You'll need to ream the cut ends of the PVC chase at both openings so that the exposed edges are smooth and won't damage the cable. For a neater look you could install a male adapter at each end and then a plastic bushing on the male threads. And at the box, make sure that there isn't a sharp offset in the distance of the cable from the wall as it goes from the PVC to the cable clamp, if necessary stop the PVC a couple inches further away to avoid this.

And you're going to bond the metal box directly, right?

Cheers, Wayne


Thanks for your help. I understand most of what you said and it makes sense. When you ask if I am going to bond the box directly, I'm sure what you mean. I plan on nailing or screwing the box into a stud on the wall. Is that what you mean?
 
jake14mw said:
When you ask if I am going to bond the box directly, I'm sure what you mean.
No offense, but it seems like this project is a stretch for you.

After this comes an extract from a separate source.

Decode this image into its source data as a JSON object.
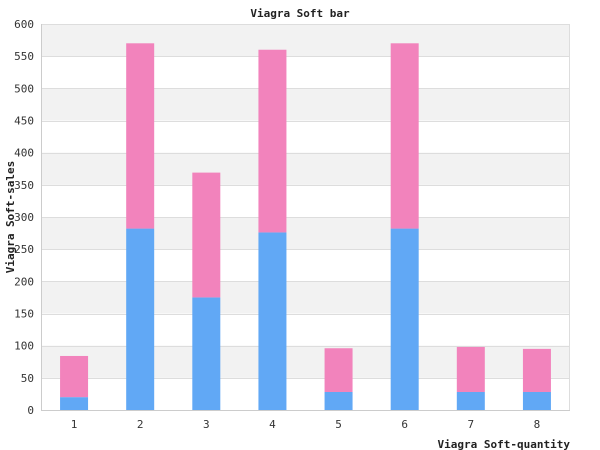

Do you have someone local who is more knowledgeable and can look over your work?

To bond in this context means to provide a low impedance connection (good at carrying current) between normally non current carrying metal parts of the electrical system (like the metal box).

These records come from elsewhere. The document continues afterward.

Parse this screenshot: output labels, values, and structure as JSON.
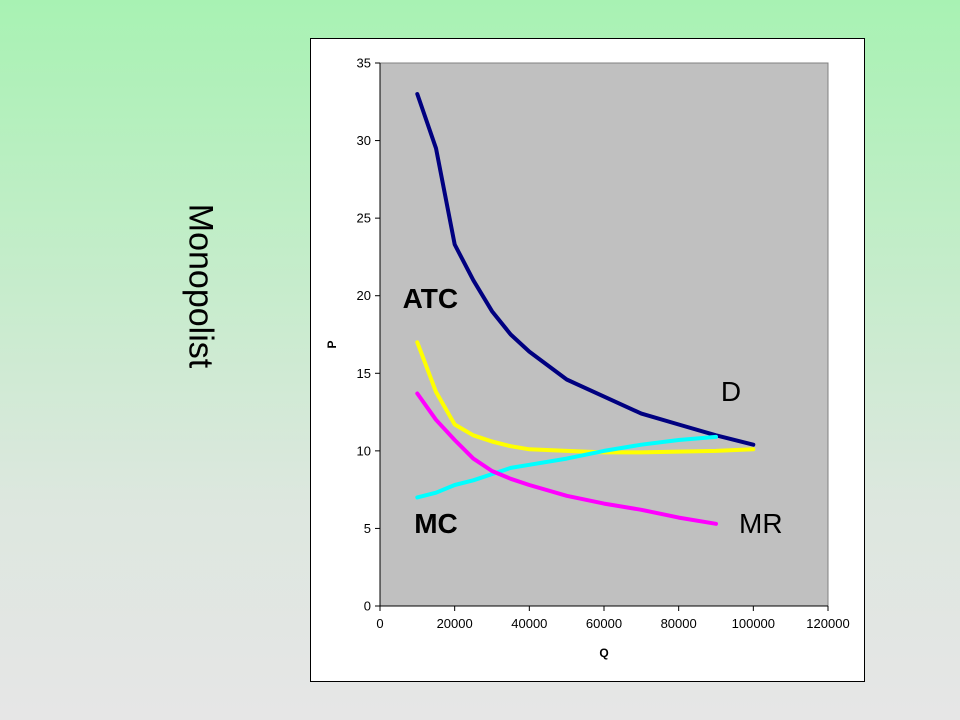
{
  "slide": {
    "title": "Monopolist"
  },
  "colors": {
    "background_top": "#a8f2b3",
    "background_bottom": "#e6e6e6",
    "plot_area": "#c0c0c0",
    "D": "#000080",
    "ATC": "#ffff00",
    "MC": "#00ffff",
    "MR": "#ff00ff"
  },
  "chart_data": {
    "type": "line",
    "title": "",
    "xlabel": "Q",
    "ylabel": "P",
    "xlim": [
      0,
      120000
    ],
    "ylim": [
      0,
      35
    ],
    "x_ticks": [
      "0",
      "20000",
      "40000",
      "60000",
      "80000",
      "100000",
      "120000"
    ],
    "y_ticks": [
      "0",
      "5",
      "10",
      "15",
      "20",
      "25",
      "30",
      "35"
    ],
    "grid": false,
    "series": [
      {
        "name": "D",
        "color": "#000080",
        "points": [
          [
            10000,
            33
          ],
          [
            15000,
            29.5
          ],
          [
            20000,
            23.3
          ],
          [
            25000,
            21
          ],
          [
            30000,
            19
          ],
          [
            35000,
            17.5
          ],
          [
            40000,
            16.4
          ],
          [
            50000,
            14.6
          ],
          [
            60000,
            13.5
          ],
          [
            70000,
            12.4
          ],
          [
            80000,
            11.7
          ],
          [
            90000,
            11
          ],
          [
            100000,
            10.4
          ]
        ]
      },
      {
        "name": "ATC",
        "color": "#ffff00",
        "points": [
          [
            10000,
            17
          ],
          [
            15000,
            13.8
          ],
          [
            20000,
            11.7
          ],
          [
            25000,
            11
          ],
          [
            30000,
            10.6
          ],
          [
            35000,
            10.3
          ],
          [
            40000,
            10.1
          ],
          [
            50000,
            10
          ],
          [
            60000,
            9.9
          ],
          [
            70000,
            9.9
          ],
          [
            80000,
            9.95
          ],
          [
            90000,
            10
          ],
          [
            100000,
            10.1
          ]
        ]
      },
      {
        "name": "MC",
        "color": "#00ffff",
        "points": [
          [
            10000,
            7
          ],
          [
            15000,
            7.3
          ],
          [
            20000,
            7.8
          ],
          [
            25000,
            8.1
          ],
          [
            30000,
            8.5
          ],
          [
            35000,
            8.9
          ],
          [
            40000,
            9.1
          ],
          [
            50000,
            9.5
          ],
          [
            60000,
            10
          ],
          [
            70000,
            10.4
          ],
          [
            80000,
            10.7
          ],
          [
            90000,
            10.9
          ]
        ]
      },
      {
        "name": "MR",
        "color": "#ff00ff",
        "points": [
          [
            10000,
            13.7
          ],
          [
            15000,
            12
          ],
          [
            20000,
            10.7
          ],
          [
            25000,
            9.5
          ],
          [
            30000,
            8.7
          ],
          [
            35000,
            8.2
          ],
          [
            40000,
            7.8
          ],
          [
            50000,
            7.1
          ],
          [
            60000,
            6.6
          ],
          [
            70000,
            6.2
          ],
          [
            80000,
            5.7
          ],
          [
            90000,
            5.3
          ]
        ]
      }
    ],
    "annotations": [
      {
        "text": "ATC",
        "bold": true,
        "x": 13500,
        "y": 19.2
      },
      {
        "text": "D",
        "bold": false,
        "x": 94000,
        "y": 13.2
      },
      {
        "text": "MC",
        "bold": true,
        "x": 15000,
        "y": 4.7
      },
      {
        "text": "MR",
        "bold": false,
        "x": 102000,
        "y": 4.7
      }
    ]
  }
}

Since you are using a metal box, the ground wire in the 6/3 NM needs to bond the box directly before going to the receptacle you'll be installing. [The screws holding the receptacle to the box will bond the two together, but the bonding of the box has to be independent of the device.] I see that 6/3 NM has a #10 ground wire in it. Your metal box probably has a raised area in the box with a tapped #10 hole in it. It may also have a ground screw in the hole; if not, you need to buy one of these or equivalent:

https://www.homedepot.com/p/Ideal-Combo-Grounding-Screw-10-Card-774042/100134430

[I don't remember if it has to be a green screw, I think you probably could use any 10-32 machine screw of appropriate length.] With #12 wire, I would usually just leave the bare ground wire a little long, wrap it in a 270 degree loop around the ground screw, tighten the ground screw, and then land the free end on the device. I think with #10 copper that will still work. Do not he-man the ground screw, it is easy to strip the threads on the screw (but if you do, usually the threads on the steel box are tougher and still OK, so you can just replace the ground screw.)

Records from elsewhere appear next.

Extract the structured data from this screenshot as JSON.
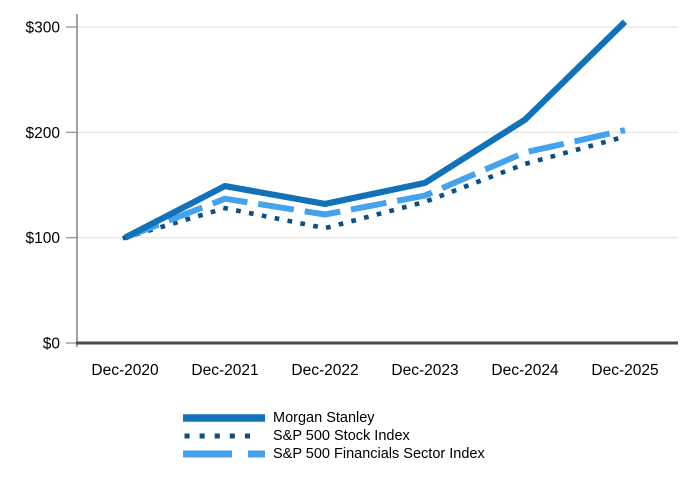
{
  "chart_data": {
    "type": "line",
    "title": "",
    "xlabel": "",
    "ylabel": "",
    "categories": [
      "Dec-2020",
      "Dec-2021",
      "Dec-2022",
      "Dec-2023",
      "Dec-2024",
      "Dec-2025"
    ],
    "series": [
      {
        "name": "Morgan Stanley",
        "style": "solid",
        "color": "#1372B7",
        "values": [
          100,
          149,
          132,
          152,
          212,
          305
        ]
      },
      {
        "name": "S&P 500 Stock Index",
        "style": "dotted",
        "color": "#0E4F80",
        "values": [
          100,
          128,
          109,
          134,
          170,
          196
        ]
      },
      {
        "name": "S&P 500 Financials Sector Index",
        "style": "dashed",
        "color": "#46A2EA",
        "values": [
          100,
          137,
          122,
          140,
          181,
          202
        ]
      }
    ],
    "ylim": [
      0,
      300
    ],
    "y_ticks": [
      0,
      100,
      200,
      300
    ],
    "y_tick_labels": [
      "$0",
      "$100",
      "$200",
      "$300"
    ],
    "grid": true,
    "legend_position": "bottom",
    "axis_colors": {
      "y_axis": "#A0A0A0",
      "x_axis": "#4A4A4A",
      "gridline": "#E8E8E8",
      "tick": "#A0A0A0",
      "label": "#000000"
    }
  }
}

You could also switch to a non-metallic box and avoid this bonding issue.

Cheers, Wayne
 
wwhitney said:
You could also switch to a non-metallic box and avoid this bonding issue.
Simplest way to do it would be to use one of these:

https://www.homedepot.com/p/Leviton-50-Amp-Single-Surface-Mounted-Single-Outlet-Black-R60-55050-000/202077645

The receptacle and the metallic back plate of the self-contained box are one piece, so you just need to land the ground wire in one place. Plus the box comes with a cable clamp.

Cheers, Wayne
 
Well, completed my Level 2 install yesterday. Very happy with it. It really helps make the care more usable. Thanks to everyone for all your help!
 
Tesla by the number of cars sold sets the standard. For their 40A EVSE they use a 14-50 plug. That means that others consider the same thing. For sure you can get a Clipper Creek unit with that plug. A lot of cheap Chinese units also use that plug. Also 40 or 50A range cables are cheap. On Amazon or eBay either one is less than $20 shipped. For that reason I use range cables on the OpenEVSE units I build. They are a commodity.